Just changing the option at build time certainly won't work; it does need a code change too. This one should suffice, I think:

--- a/dsp/transforms/FFT.cpp
+++ b/dsp/transforms/FFT.cpp
@@ -107,18 +107,24 @@ public:
         }
         m_planf = kiss_fftr_alloc(m_n, 0, NULL, NULL);
         m_plani = kiss_fftr_alloc(m_n, 1, NULL, NULL);
+        m_tmp = new kiss_fft_scalar[m_n];
         m_c = new kiss_fft_cpx[m_n];
     }

     ~D() {
         kiss_fftr_free(m_planf);
         kiss_fftr_free(m_plani);
+        delete[] m_tmp;
         delete[] m_c;
     }

     void forward(const double *ri, double *ro, double *io) {

-        kiss_fftr(m_planf, ri, m_c);
+        for (int i = 0; i < m_n; ++i) {
+            m_tmp[i] = ri[i];
+        }
+        
+        kiss_fftr(m_planf, m_tmp, m_c);

         for (int i = 0; i <= m_n/2; ++i) {
             ro[i] = m_c[i].r;
@@ -154,12 +160,12 @@ public:
             m_c[i].i = ii[i];
         }

-        kiss_fftri(m_plani, m_c, ro);
+        kiss_fftri(m_plani, m_c, m_tmp);

         double scale = 1.0 / m_n;

         for (int i = 0; i < m_n; ++i) {
-            ro[i] *= scale;
+            ro[i] = m_tmp[i] * scale;
         }
     }

@@ -167,6 +173,7 @@ private:
     int m_n;
     kiss_fftr_cfg m_planf;
     kiss_fftr_cfg m_plani;
+    kiss_fft_scalar *m_tmp;
     kiss_fft_cpx *m_c;
 };

It will produce slightly different results, which probably won't make a material difference to anything, but might, and it could break regression tests that depend on close values at double precision.

@Be-ing

could you make a 1.9.2 release now just to revert the default to FFTW?

No, I don't think this is a good idea either - there were good reasons to move from FFTW as well for the default build (although it is the best choice for distro packagers who have FFTW available as a known quantity and know they want to link dynamically).

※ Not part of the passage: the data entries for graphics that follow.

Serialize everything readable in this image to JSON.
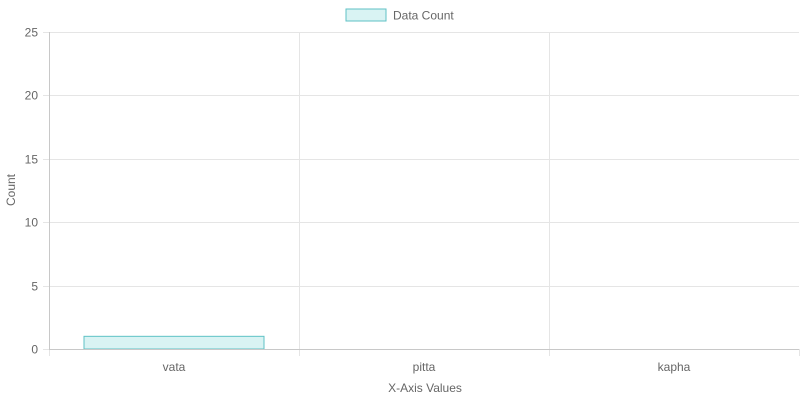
{
  "chart_data": {
    "type": "bar",
    "categories": [
      "vata",
      "pitta",
      "kapha"
    ],
    "series": [
      {
        "name": "Data Count",
        "values": [
          1,
          0,
          0
        ],
        "fill_color": "#d9f3f3",
        "border_color": "#5fc2c6"
      }
    ],
    "xlabel": "X-Axis Values",
    "ylabel": "Count",
    "ylim": [
      0,
      25
    ],
    "yticks": [
      0,
      5,
      10,
      15,
      20,
      25
    ],
    "grid": true,
    "legend_position": "top-center",
    "grid_color": "#e5e5e5",
    "axis_color": "#c8c8c8"
  }
}
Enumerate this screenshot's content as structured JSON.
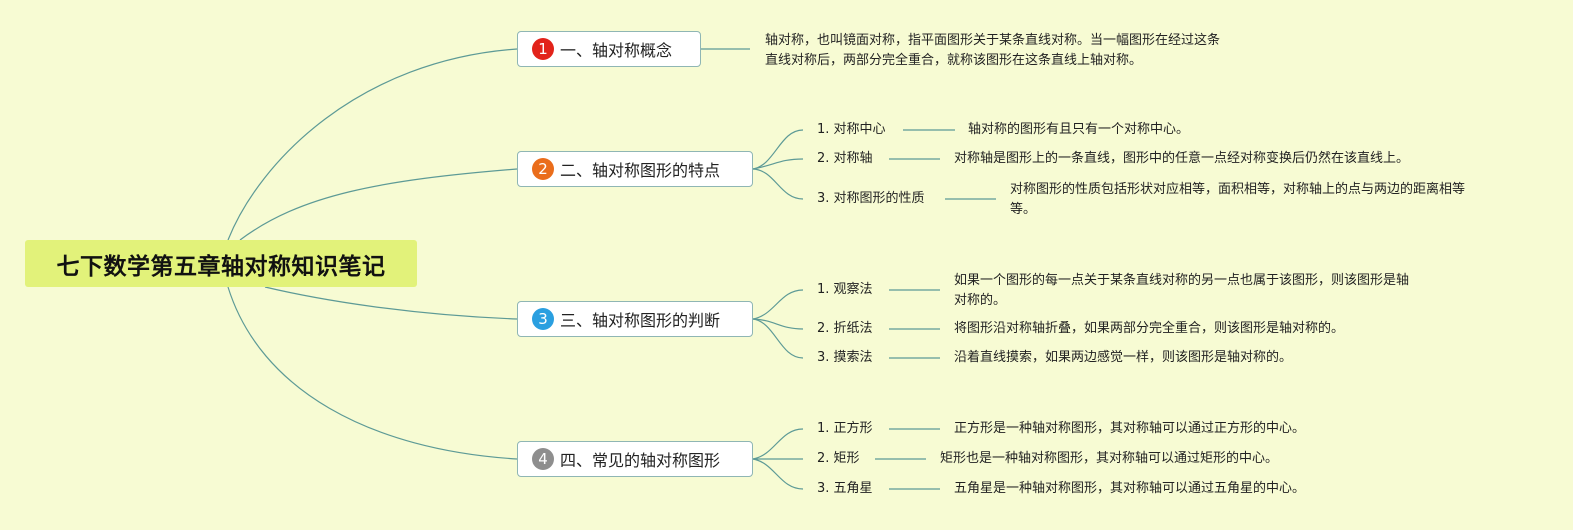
{
  "root": {
    "title": "七下数学第五章轴对称知识笔记"
  },
  "colors": {
    "background": "#f7fbd3",
    "root_fill": "#e2f27a",
    "line": "#5d9a96",
    "badge_1": "#e2231a",
    "badge_2": "#ea6d1b",
    "badge_3": "#2a9fe0",
    "badge_4": "#8e8e8e"
  },
  "branches": [
    {
      "num": "1",
      "title": "一、轴对称概念",
      "description": [
        "轴对称，也叫镜面对称，指平面图形关于某条直线对称。当一幅图形在经过这条",
        "直线对称后，两部分完全重合，就称该图形在这条直线上轴对称。"
      ]
    },
    {
      "num": "2",
      "title": "二、轴对称图形的特点",
      "items": [
        {
          "label": "1. 对称中心",
          "desc": [
            "轴对称的图形有且只有一个对称中心。"
          ]
        },
        {
          "label": "2. 对称轴",
          "desc": [
            "对称轴是图形上的一条直线，图形中的任意一点经对称变换后仍然在该直线上。"
          ]
        },
        {
          "label": "3. 对称图形的性质",
          "desc": [
            "对称图形的性质包括形状对应相等，面积相等，对称轴上的点与两边的距离相等",
            "等。"
          ]
        }
      ]
    },
    {
      "num": "3",
      "title": "三、轴对称图形的判断",
      "items": [
        {
          "label": "1. 观察法",
          "desc": [
            "如果一个图形的每一点关于某条直线对称的另一点也属于该图形，则该图形是轴",
            "对称的。"
          ]
        },
        {
          "label": "2. 折纸法",
          "desc": [
            "将图形沿对称轴折叠，如果两部分完全重合，则该图形是轴对称的。"
          ]
        },
        {
          "label": "3. 摸索法",
          "desc": [
            "沿着直线摸索，如果两边感觉一样，则该图形是轴对称的。"
          ]
        }
      ]
    },
    {
      "num": "4",
      "title": "四、常见的轴对称图形",
      "items": [
        {
          "label": "1. 正方形",
          "desc": [
            "正方形是一种轴对称图形，其对称轴可以通过正方形的中心。"
          ]
        },
        {
          "label": "2. 矩形",
          "desc": [
            "矩形也是一种轴对称图形，其对称轴可以通过矩形的中心。"
          ]
        },
        {
          "label": "3. 五角星",
          "desc": [
            "五角星是一种轴对称图形，其对称轴可以通过五角星的中心。"
          ]
        }
      ]
    }
  ]
}
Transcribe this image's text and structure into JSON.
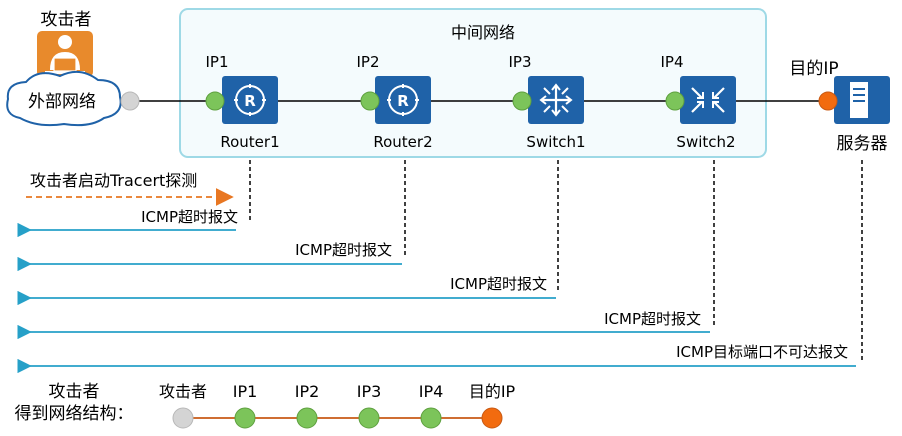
{
  "attacker": {
    "label": "攻击者",
    "network_label": "外部网络"
  },
  "inner_network": {
    "label": "中间网络"
  },
  "devices": [
    {
      "ip": "IP1",
      "name": "Router1",
      "kind": "router"
    },
    {
      "ip": "IP2",
      "name": "Router2",
      "kind": "router"
    },
    {
      "ip": "IP3",
      "name": "Switch1",
      "kind": "switch"
    },
    {
      "ip": "IP4",
      "name": "Switch2",
      "kind": "core-switch"
    }
  ],
  "server": {
    "ip_label": "目的IP",
    "name": "服务器"
  },
  "flows": {
    "probe": "攻击者启动Tracert探测",
    "replies": [
      "ICMP超时报文",
      "ICMP超时报文",
      "ICMP超时报文",
      "ICMP超时报文"
    ],
    "final_reply": "ICMP目标端口不可达报文"
  },
  "result": {
    "title_line1": "攻击者",
    "title_line2": "得到网络结构：",
    "nodes": [
      "攻击者",
      "IP1",
      "IP2",
      "IP3",
      "IP4",
      "目的IP"
    ]
  },
  "colors": {
    "box_border": "#9ed9e6",
    "box_fill": "#f4fbfd",
    "device_blue": "#1f62a8",
    "port_green": "#7cc45a",
    "dest_orange": "#f26b0f",
    "source_gray": "#d4d4d4",
    "reply_arrow": "#26a0c8",
    "probe_arrow": "#e87722",
    "path_line": "#c85a14"
  }
}
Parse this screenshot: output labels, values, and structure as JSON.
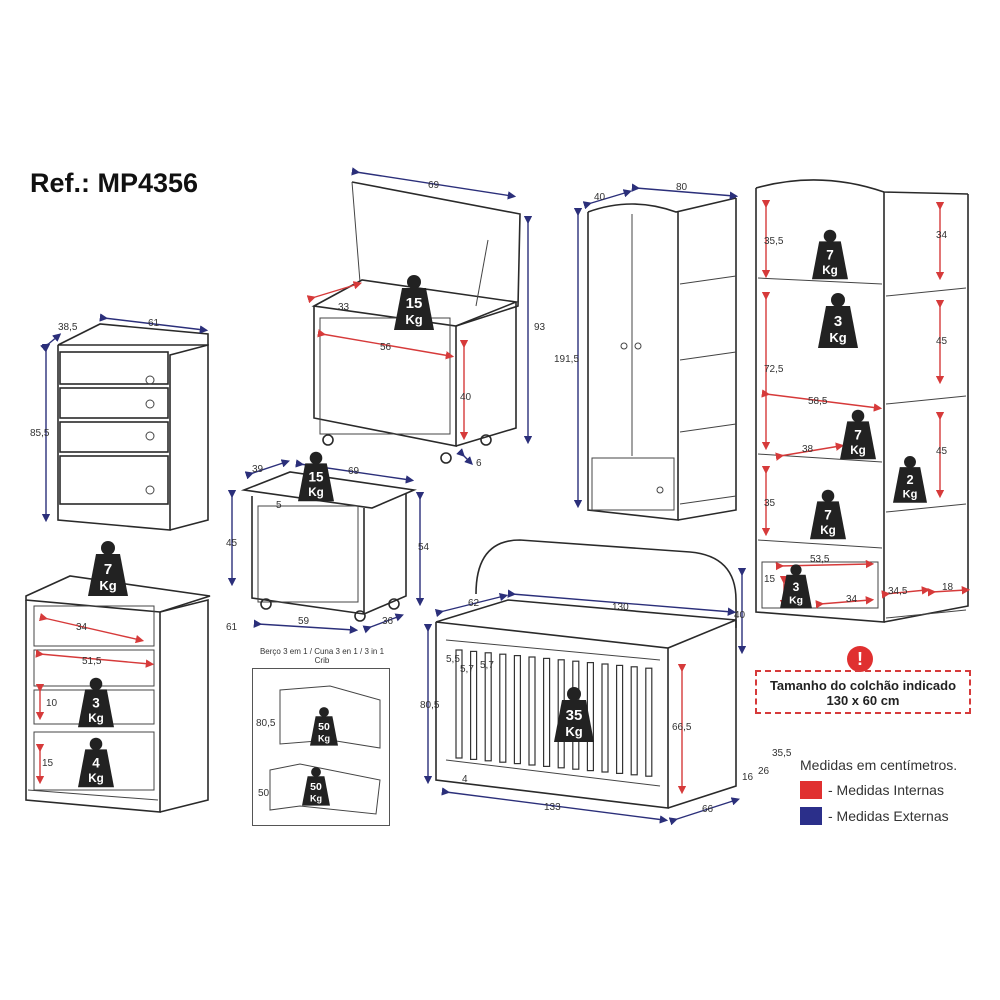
{
  "ref_label": "Ref.: MP4356",
  "dims": {
    "dresser_depth": "38,5",
    "dresser_width": "61",
    "dresser_height": "85,5",
    "dresser_inner_34": "34",
    "dresser_inner_515": "51,5",
    "dresser_inner_10": "10",
    "dresser_inner_15": "15",
    "chest_width": "69",
    "chest_lid_33": "33",
    "chest_inner_56": "56",
    "chest_inner_40": "40",
    "chest_height": "93",
    "chest_wheel": "6",
    "chest2_depth": "39",
    "chest2_width": "69",
    "chest2_5": "5",
    "chest2_45": "45",
    "chest2_54": "54",
    "chest2_59": "59",
    "chest2_36": "36",
    "chest2_61": "61",
    "wardrobe_depth": "40",
    "wardrobe_width": "80",
    "wardrobe_height": "191,5",
    "shelf_355": "35,5",
    "shelf_34": "34",
    "shelf_725": "72,5",
    "shelf_45a": "45",
    "shelf_585": "58,5",
    "shelf_38": "38",
    "shelf_45b": "45",
    "shelf_35": "35",
    "shelf_535": "53,5",
    "shelf_15": "15",
    "shelf_34b": "34",
    "shelf_345": "34,5",
    "shelf_18": "18",
    "crib_62": "62",
    "crib_130": "130",
    "crib_40": "40",
    "crib_55": "5,5",
    "crib_57a": "5,7",
    "crib_57b": "5,7",
    "crib_805": "80,5",
    "crib_665": "66,5",
    "crib_355": "35,5",
    "crib_26": "26",
    "crib_16": "16",
    "crib_4": "4",
    "crib_133": "133",
    "crib_66": "66",
    "inset_805": "80,5",
    "inset_50": "50"
  },
  "weights": {
    "dresser_top": {
      "n": "7",
      "u": "Kg"
    },
    "dresser_d2": {
      "n": "3",
      "u": "Kg"
    },
    "dresser_d3": {
      "n": "4",
      "u": "Kg"
    },
    "chest_lid": {
      "n": "15",
      "u": "Kg"
    },
    "chest2_top": {
      "n": "15",
      "u": "Kg"
    },
    "shelf_top": {
      "n": "7",
      "u": "Kg"
    },
    "shelf_rod": {
      "n": "3",
      "u": "Kg"
    },
    "shelf_mid": {
      "n": "7",
      "u": "Kg"
    },
    "shelf_side": {
      "n": "2",
      "u": "Kg"
    },
    "shelf_low": {
      "n": "7",
      "u": "Kg"
    },
    "shelf_drawer": {
      "n": "3",
      "u": "Kg"
    },
    "crib_bed": {
      "n": "35",
      "u": "Kg"
    },
    "inset_a": {
      "n": "50",
      "u": "Kg"
    },
    "inset_b": {
      "n": "50",
      "u": "Kg"
    }
  },
  "inset_title": "Berço 3 em 1 / Cuna 3 en 1 / 3 in 1 Crib",
  "mattress": {
    "title": "Tamanho do colchão indicado",
    "size": "130 x 60 cm",
    "icon": "!"
  },
  "legend": {
    "heading": "Medidas em centímetros.",
    "internal": "- Medidas Internas",
    "external": "- Medidas Externas",
    "internal_color": "#e03030",
    "external_color": "#2b2f8a"
  }
}
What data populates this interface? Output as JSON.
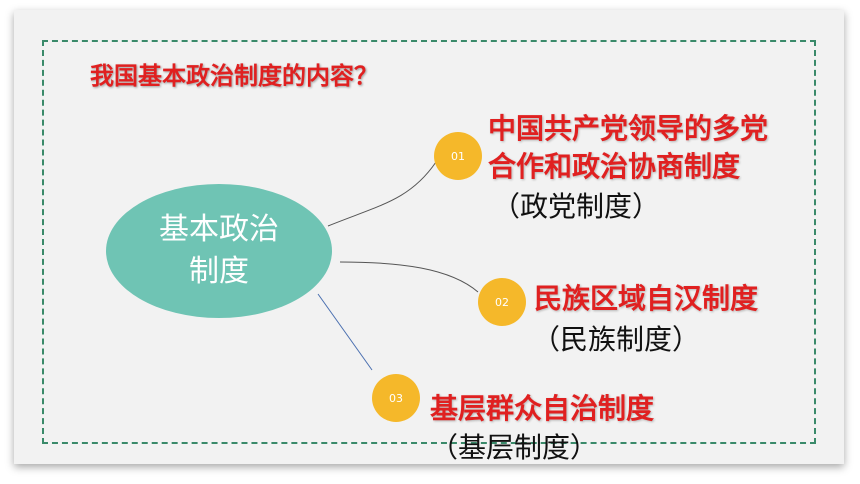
{
  "title": "我国基本政治制度的内容？",
  "center": {
    "line1": "基本政治",
    "line2": "制度"
  },
  "items": [
    {
      "number": "01",
      "name_line1": "中国共产党领导的多党",
      "name_line2": "合作和政治协商制度",
      "short": "（政党制度）"
    },
    {
      "number": "02",
      "name_line1": "民族区域自汉制度",
      "short": "（民族制度）"
    },
    {
      "number": "03",
      "name_line1": "基层群众自治制度",
      "short": "（基层制度）"
    }
  ],
  "colors": {
    "title": "#e02020",
    "center_fill": "#6fc4b4",
    "badge_fill": "#f5b82a",
    "frame_border": "#3a8a6a"
  }
}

Instead I actually have yet another FFT implementation which I'm going to bring in as the default in the next Rubber Band release - it is already in the bqfft library. This is if anything even more boring than KissFFT - it combines aspects of the ancient Don Cross public-domain FFT and the real-complex shortcut as used in KissFFT - it's simple, not all that fast but quicker for me than KissFFT, reasonably well tested, and easier to use in C++ code without these linkage problems. I think it's a fair compromise.

But on its own this wouldn't perfectly solve your problem either - as long as Mixxx is compiled with a non-standard configuration of kissfft and also linking against other code that might be configured to use the standard, incompatible configuration, then there is still danger (and I am now thinking of all sorts of places where this could be problematic in other code I've worked on too). The above patch is a "safer" approach in this sense, because it puts the solution into your hands rather than relying on external factors.

Perhaps what I should do is update to a self-contained implementation in (a fork of) qm-dsp as well, which you could update your vendored copy of if you wish - then we have both safety and double-precision.

uklotzde commented 3 years ago

I don't think that moving back and forth by patching QM DSP in each project independently is a good idea.

uklotzde commented 3 years ago

https://src.fedoraproject.org/rpms/rubberband/pull-request/1

cannam commented 3 years ago

https://src.fedoraproject.org/rpms/rubberband/pull-request/1

Thank you - I will add a note to the Rubber Band README as well, aimed at distro packagers.

cannam commented 3 years ago

v1.9.2 has the built-in FFT which is now used by default everywhere except on Apple platforms (which have vDSP). There is also a note for packagers in the README. I think this can be closed.